Rainey pointed out that the tariff issues highlighted in the media have increased people’s concerns and further reduced shopping among Walmart’s Mexico business clientele.
Walmart has established hedging measures against certain tariff threats. Two-thirds of Walmart’s goods are sourced from the US, with the majority being groceries accounting for about 60% of Walmart’s US business.
Nevertheless, Walmart’s stock price has still taken a hit, with declines also seen in other major retailers’ stock prices.
Walmart is among the first major US retailers to report financial performance, reflecting shifts in American shoppers’ sentiment. Over the past year, Americans have become more focused on essential goods rather than large TVs, furniture, or appliances, as the cost of credit and groceries rises, making them more budget-conscious.
It is in this environment that Walmart has flourished, gaining more market share through new marketing strategies, especially among households with incomes over $100,000. Walmart’s online offerings and membership program “Walmart+” have also attracted wealthier customers.
CEO Doug McMillon stated, “Our momentum comes from our low prices, expanding assortment, and e-commerce driven by faster delivery times; our market share is growing, our revenue is good, and our inventory position is strong.”
However, Walmart may still face challenges as the economic risks of new tariffs may be larger than in Trump’s first term. Economists suggest that if Americans are hit by another wave of price hikes and 70% of the US economy is consumer-driven, widespread spending cutbacks will impact Walmart’s sales.
Additionally, natural factors come into play. Government data last week indicated a significant drop in retail sales in January as colder weather kept more Americans indoors, surpassing economists’ expectations and marking the largest decline in a year.
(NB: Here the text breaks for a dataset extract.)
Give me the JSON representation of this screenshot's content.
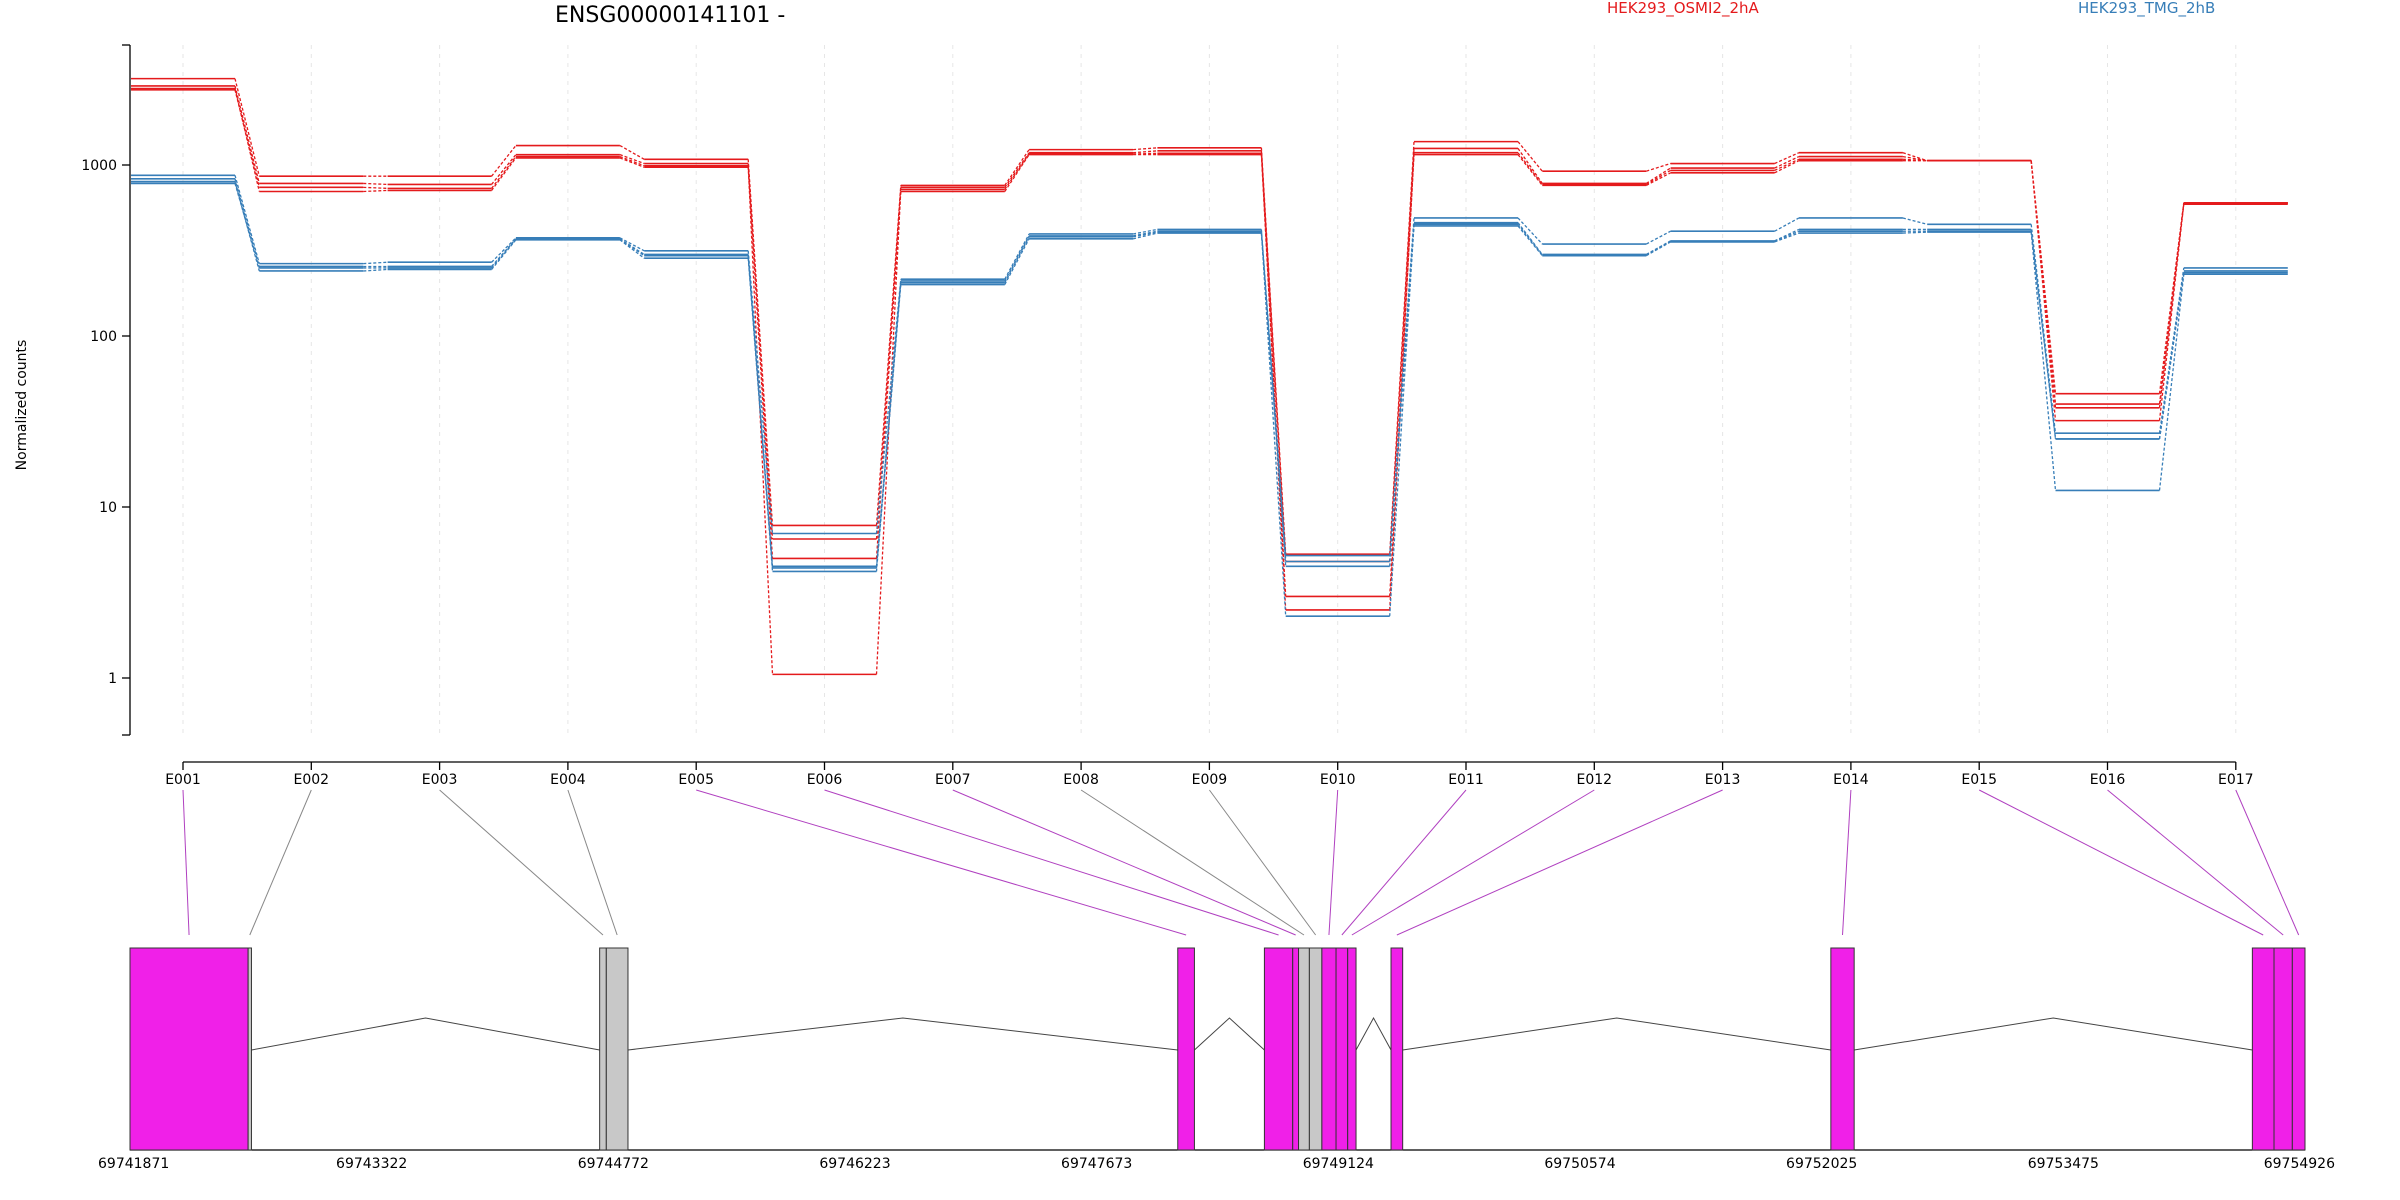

For the quarter ending on January 31, Walmart reported a profit of $5.25 billion, or 65 cents per share. This compares to a year-over-year profit of $5.49 billion, or 68 cents per share. Adjusted earnings per share in the latest quarter were 66 cents. Quarterly revenue reached $180.55 billion, a 4.1% increase.
According to FactSet data, analysts had expected earnings per share of 65 cents and revenue of $180.07 billion.
In terms of Walmart’s US segment, comparable sales (including online sales and in-store sales from the last 12 months) increased by 4.6%, slightly down from the previous quarter’s 5.3%. Walmart’s comparable sales in the second quarter in the US jumped 4.2%, while the first quarter saw a 3.8% rise.
Global e-commerce sales in the latest quarter grew by 16%, which is significantly lower than the 27% growth seen in the third quarter.
Walmart anticipates earnings per share for the first quarter to range between 57 and 58 cents, well below Wall Street’s expected 64 cents. For the full year, Walmart forecasts earnings per share in the range of $2.50 to $2.60. This also falls short of analysts’ forecast of $2.77 per share.
The company projects sales growth for the quarter to be between 3% and 4%, equivalent to a range of $166.35 billion to $167.97 billion. This is slightly lower than analysts’ expected sales of $167.05 billion.
Walmart foresees full-year sales growth in the range of 3% to 4%, totaling between $667.57 billion and $674.05 billion. This falls short of Wall Street’s forecast of $708.72 billion.